The Tu-22M3s in Crimea are to be modernized and equipped with new armaments in the next few years, which will allow them “to deliver warheads to any point in Europe, hitting any type of enemy anti-missile or air-defense facilities,” Bondarev, who was the commander of Russia’s Air Force in 2012-15, said.

A Tu-160 Nikolai Kuznetsov strategic missile-carrier bomber, left, and a Tu-22MZ long-range missile-carrier bomber during the rehearsal of the air part of the Victory Parade in Moscow. © Sputnik / Vladimir Astapkovich

The statement by the senator was made on the day when the people of Crimea celebrate five years since reuniting with Russia.
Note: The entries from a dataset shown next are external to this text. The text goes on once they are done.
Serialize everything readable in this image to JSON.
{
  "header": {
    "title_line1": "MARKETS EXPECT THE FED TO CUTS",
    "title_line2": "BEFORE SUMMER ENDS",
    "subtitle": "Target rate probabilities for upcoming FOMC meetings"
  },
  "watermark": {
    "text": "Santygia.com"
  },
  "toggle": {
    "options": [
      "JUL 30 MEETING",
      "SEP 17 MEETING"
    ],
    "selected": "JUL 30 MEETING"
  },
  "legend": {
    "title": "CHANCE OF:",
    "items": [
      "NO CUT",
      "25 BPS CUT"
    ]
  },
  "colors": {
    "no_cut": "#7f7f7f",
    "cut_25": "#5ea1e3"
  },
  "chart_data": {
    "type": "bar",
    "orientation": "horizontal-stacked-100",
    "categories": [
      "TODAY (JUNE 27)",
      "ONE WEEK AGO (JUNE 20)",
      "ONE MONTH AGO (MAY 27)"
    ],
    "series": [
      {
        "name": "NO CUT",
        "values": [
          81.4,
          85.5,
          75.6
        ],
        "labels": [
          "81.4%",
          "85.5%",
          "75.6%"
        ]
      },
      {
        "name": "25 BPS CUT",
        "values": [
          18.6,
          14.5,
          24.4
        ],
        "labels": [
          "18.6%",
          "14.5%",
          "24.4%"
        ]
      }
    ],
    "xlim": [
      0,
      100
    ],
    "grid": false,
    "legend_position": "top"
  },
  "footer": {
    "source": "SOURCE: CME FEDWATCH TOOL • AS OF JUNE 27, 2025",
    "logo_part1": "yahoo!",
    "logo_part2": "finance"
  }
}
The US deployed anti-missile elements in Romania in 2016 and began the construction of another site in Poland the same year. Washington claimed that it was needed to counter ballistic missiles developed by Iran and North Korea, but Russia decried those steps as a grave threat to its national security.

Moscow insisted that the MK-41 launchers in Romania could be used to fire mid-range Tomahawk cruise missiles, which were banned by the landmark Intermediate-Range Nuclear Forces Treaty (INF), without any modifications.

In February, the US announced its unilateral withdrawal from the INF, leaving Moscow no choice but to also suspend its participation in the 1987 bilateral deal.

Washington had repeatedly blamed Russia of violating the agreement, among other things complaining about the 9М729 cruise missile used by the Iskander-M systems.

Moscow denied the unfounded claims, saying that the American statements were needed to distract attention from their own non-compliance with the agreement.